Tennessee will become the first state to give parents free diapers to families as part of its Medicaid program.

The initiative, known as the TennCare III Amendment, has received federal approval and is expected to become available later this summer, the Division of TennCare announced Tuesday.

Parents will have access to up to 100 diapers per month at no cost until the child turns 2 years old. Infants typically use hundreds of diapers a month. The children need to be covered under TennCare or CoverKids to access the benefit.

Tennessee state lawmakers granted $30m in funding for the program during last year’s legislative session. The initiative was originally introduced by Republican Governor Bill Lee as a “pro-life” and “pro-family” policy to allocate part of $330m in savings from the state’s Medicaid block grant funding structure.

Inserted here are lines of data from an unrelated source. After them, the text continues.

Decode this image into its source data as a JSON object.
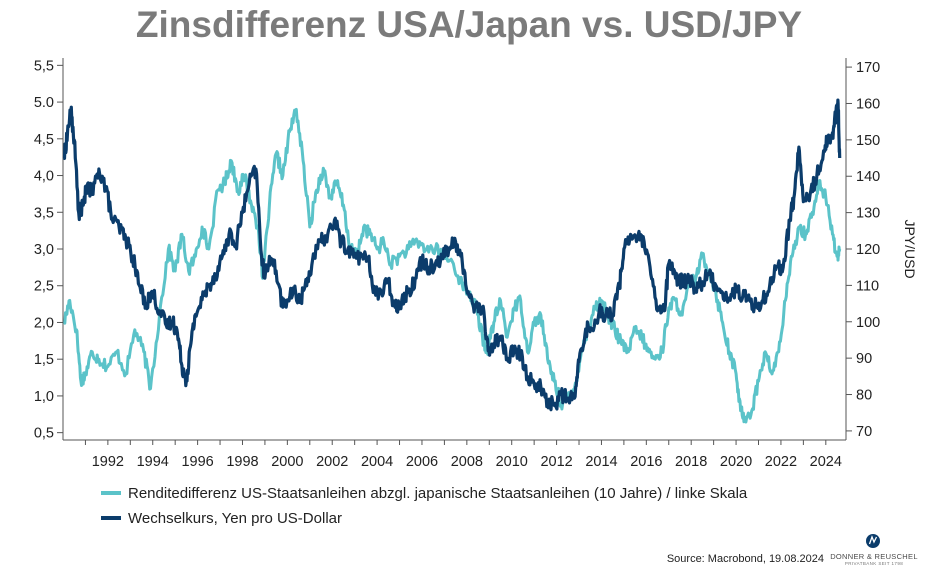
{
  "chart_data": {
    "type": "line",
    "title": "Zinsdifferenz USA/Japan vs. USD/JPY",
    "xlabel": "",
    "ylabel_left": "",
    "ylabel_right": "JPY/USD",
    "xlim": [
      1990.0,
      2024.9
    ],
    "ylim_left": [
      0.4,
      5.6
    ],
    "ylim_right": [
      67.5,
      172.5
    ],
    "x_ticks": [
      1992,
      1994,
      1996,
      1998,
      2000,
      2002,
      2004,
      2006,
      2008,
      2010,
      2012,
      2014,
      2016,
      2018,
      2020,
      2022,
      2024
    ],
    "x_tick_labels": [
      "1992",
      "1994",
      "1996",
      "1998",
      "2000",
      "2002",
      "2004",
      "2006",
      "2008",
      "2010",
      "2012",
      "2014",
      "2016",
      "2018",
      "2020",
      "2022",
      "2024"
    ],
    "y_left_ticks": [
      0.5,
      1.0,
      1.5,
      2.0,
      2.5,
      3.0,
      3.5,
      4.0,
      4.5,
      5.0,
      5.5
    ],
    "y_left_tick_labels": [
      "0,5",
      "1,0",
      "1,5",
      "2,0",
      "2,5",
      "3,0",
      "3,5",
      "4,0",
      "4,5",
      "5.0",
      "5,5"
    ],
    "y_right_ticks": [
      70,
      80,
      90,
      100,
      110,
      120,
      130,
      140,
      150,
      160,
      170
    ],
    "y_right_tick_labels": [
      "70",
      "80",
      "90",
      "100",
      "110",
      "120",
      "130",
      "140",
      "150",
      "160",
      "170"
    ],
    "grid": false,
    "legend_position": "bottom",
    "series": [
      {
        "name": "Renditedifferenz US-Staatsanleihen abzgl. japanische Staatsanleihen (10 Jahre) / linke Skala",
        "axis": "left",
        "color": "#5bc3c9",
        "x": [
          1990.05,
          1990.3,
          1990.6,
          1990.8,
          1991.0,
          1991.3,
          1991.6,
          1992.0,
          1992.4,
          1992.8,
          1993.2,
          1993.6,
          1993.9,
          1994.3,
          1994.7,
          1995.0,
          1995.3,
          1995.6,
          1995.9,
          1996.2,
          1996.5,
          1996.9,
          1997.2,
          1997.5,
          1997.8,
          1998.1,
          1998.4,
          1998.7,
          1998.9,
          1999.2,
          1999.5,
          1999.8,
          2000.1,
          2000.4,
          2000.7,
          2001.0,
          2001.3,
          2001.6,
          2001.9,
          2002.2,
          2002.5,
          2002.8,
          2003.1,
          2003.4,
          2003.7,
          2004.0,
          2004.3,
          2004.6,
          2005.0,
          2005.4,
          2005.8,
          2006.2,
          2006.6,
          2007.0,
          2007.4,
          2007.8,
          2008.1,
          2008.4,
          2008.7,
          2008.9,
          2009.2,
          2009.5,
          2009.8,
          2010.1,
          2010.4,
          2010.7,
          2011.0,
          2011.3,
          2011.6,
          2011.9,
          2012.2,
          2012.5,
          2012.8,
          2013.1,
          2013.4,
          2013.7,
          2014.0,
          2014.3,
          2014.6,
          2014.9,
          2015.2,
          2015.5,
          2015.8,
          2016.1,
          2016.4,
          2016.7,
          2017.0,
          2017.3,
          2017.6,
          2017.9,
          2018.2,
          2018.5,
          2018.8,
          2019.1,
          2019.4,
          2019.7,
          2020.0,
          2020.2,
          2020.4,
          2020.7,
          2021.0,
          2021.3,
          2021.6,
          2021.9,
          2022.2,
          2022.5,
          2022.8,
          2023.1,
          2023.4,
          2023.7,
          2024.0,
          2024.3,
          2024.5,
          2024.62
        ],
        "values": [
          2.0,
          2.3,
          1.9,
          1.2,
          1.3,
          1.6,
          1.5,
          1.4,
          1.6,
          1.3,
          1.9,
          1.6,
          1.1,
          2.1,
          3.0,
          2.7,
          3.2,
          2.7,
          2.9,
          3.3,
          3.0,
          3.8,
          3.9,
          4.2,
          3.8,
          4.0,
          3.6,
          3.3,
          2.6,
          3.6,
          4.3,
          4.0,
          4.6,
          4.9,
          4.2,
          3.3,
          3.8,
          4.1,
          3.7,
          3.9,
          3.6,
          3.0,
          2.9,
          3.3,
          3.2,
          3.0,
          3.1,
          2.8,
          2.9,
          3.0,
          3.1,
          3.0,
          3.0,
          2.9,
          2.8,
          2.5,
          2.4,
          2.2,
          1.8,
          1.6,
          2.0,
          2.3,
          1.8,
          2.2,
          2.3,
          1.6,
          2.0,
          2.1,
          1.5,
          1.2,
          0.9,
          0.95,
          1.1,
          1.6,
          1.9,
          2.2,
          2.3,
          2.1,
          1.9,
          1.7,
          1.6,
          1.9,
          1.8,
          1.6,
          1.5,
          1.6,
          2.2,
          2.3,
          2.1,
          2.5,
          2.6,
          2.9,
          2.7,
          2.4,
          2.0,
          1.6,
          1.3,
          0.8,
          0.7,
          0.8,
          1.2,
          1.6,
          1.3,
          1.6,
          2.3,
          2.9,
          3.3,
          3.2,
          3.5,
          3.9,
          3.7,
          3.2,
          2.9,
          3.0
        ]
      },
      {
        "name": "Wechselkurs, Yen pro US-Dollar",
        "axis": "right",
        "color": "#0b3c6b",
        "x": [
          1990.05,
          1990.2,
          1990.35,
          1990.5,
          1990.7,
          1990.9,
          1991.1,
          1991.3,
          1991.6,
          1991.9,
          1992.2,
          1992.5,
          1992.8,
          1993.1,
          1993.4,
          1993.7,
          1994.0,
          1994.3,
          1994.6,
          1994.9,
          1995.1,
          1995.3,
          1995.5,
          1995.7,
          1995.9,
          1996.2,
          1996.5,
          1996.8,
          1997.1,
          1997.4,
          1997.7,
          1998.0,
          1998.3,
          1998.6,
          1998.85,
          1999.0,
          1999.2,
          1999.5,
          1999.8,
          2000.0,
          2000.3,
          2000.6,
          2000.9,
          2001.2,
          2001.5,
          2001.8,
          2002.1,
          2002.4,
          2002.7,
          2003.0,
          2003.3,
          2003.6,
          2003.9,
          2004.2,
          2004.5,
          2004.8,
          2005.1,
          2005.4,
          2005.7,
          2006.0,
          2006.3,
          2006.6,
          2006.9,
          2007.2,
          2007.5,
          2007.8,
          2008.1,
          2008.4,
          2008.7,
          2008.95,
          2009.2,
          2009.5,
          2009.8,
          2010.1,
          2010.4,
          2010.7,
          2011.0,
          2011.3,
          2011.6,
          2011.9,
          2012.2,
          2012.5,
          2012.8,
          2013.0,
          2013.3,
          2013.6,
          2013.9,
          2014.2,
          2014.5,
          2014.8,
          2015.0,
          2015.3,
          2015.6,
          2015.9,
          2016.2,
          2016.5,
          2016.8,
          2017.0,
          2017.3,
          2017.6,
          2017.9,
          2018.2,
          2018.5,
          2018.8,
          2019.1,
          2019.4,
          2019.7,
          2020.0,
          2020.3,
          2020.6,
          2020.9,
          2021.2,
          2021.5,
          2021.8,
          2022.1,
          2022.4,
          2022.6,
          2022.8,
          2023.0,
          2023.3,
          2023.6,
          2023.9,
          2024.1,
          2024.3,
          2024.45,
          2024.55,
          2024.62
        ],
        "values": [
          145,
          152,
          158,
          150,
          130,
          132,
          138,
          135,
          142,
          137,
          128,
          126,
          123,
          118,
          110,
          105,
          108,
          103,
          99,
          100,
          97,
          88,
          84,
          94,
          102,
          106,
          110,
          113,
          118,
          124,
          121,
          130,
          138,
          142,
          118,
          112,
          118,
          114,
          104,
          106,
          108,
          106,
          112,
          118,
          122,
          124,
          128,
          122,
          120,
          118,
          118,
          117,
          108,
          108,
          111,
          104,
          106,
          108,
          112,
          117,
          115,
          116,
          118,
          120,
          122,
          116,
          107,
          104,
          104,
          92,
          94,
          96,
          90,
          92,
          91,
          85,
          83,
          82,
          78,
          77,
          80,
          79,
          79,
          89,
          98,
          98,
          103,
          102,
          102,
          110,
          120,
          124,
          123,
          122,
          113,
          103,
          103,
          116,
          112,
          111,
          112,
          109,
          111,
          113,
          110,
          108,
          106,
          109,
          107,
          106,
          104,
          106,
          110,
          115,
          115,
          128,
          135,
          148,
          133,
          135,
          140,
          147,
          150,
          152,
          157,
          160,
          145
        ]
      }
    ]
  },
  "legend": {
    "entries": [
      {
        "label": "Renditedifferenz US-Staatsanleihen abzgl. japanische Staatsanleihen (10 Jahre) / linke Skala",
        "color": "#5bc3c9"
      },
      {
        "label": "Wechselkurs, Yen pro US-Dollar",
        "color": "#0b3c6b"
      }
    ]
  },
  "footer": {
    "source": "Source: Macrobond, 19.08.2024",
    "logo_name": "DONNER & REUSCHEL",
    "logo_tagline": "PRIVATBANK SEIT 1798"
  }
}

Tennessee to become first state to provide free diapers to qualifying families (Mohammed Abed/AFP via Getty Images)

In a statement to the Tennessean, Mr Lee said, “Strong families are central to strong communities, and Tennessee is leading the nation in prioritizing resources for families in need. We are the first state in the nation to cover the cost of diapers for mothers in the first two years of a child’s life and we hope this is a model for others.”

TennCare said it is now focused on finalizing the key details of the benefit and will provide further information on how to obtain diapers when they become available in August.

According to the Nashville Diaper Connection, a non-profit that supplies diapers to needy families in the city, babies born into poverty could spend a day or more in one diaper. Sitting in the same diaper can cause infections such as a rash, fever, blisters and boils.

Currently no federal program offers diaper assistance, even though parents should estimate to spend close to $1,000 on the product annually. Most daycare centers will turn away parents if they can’t supply a day’s worth of diapers, perpetuating a cycle of financial insecurity.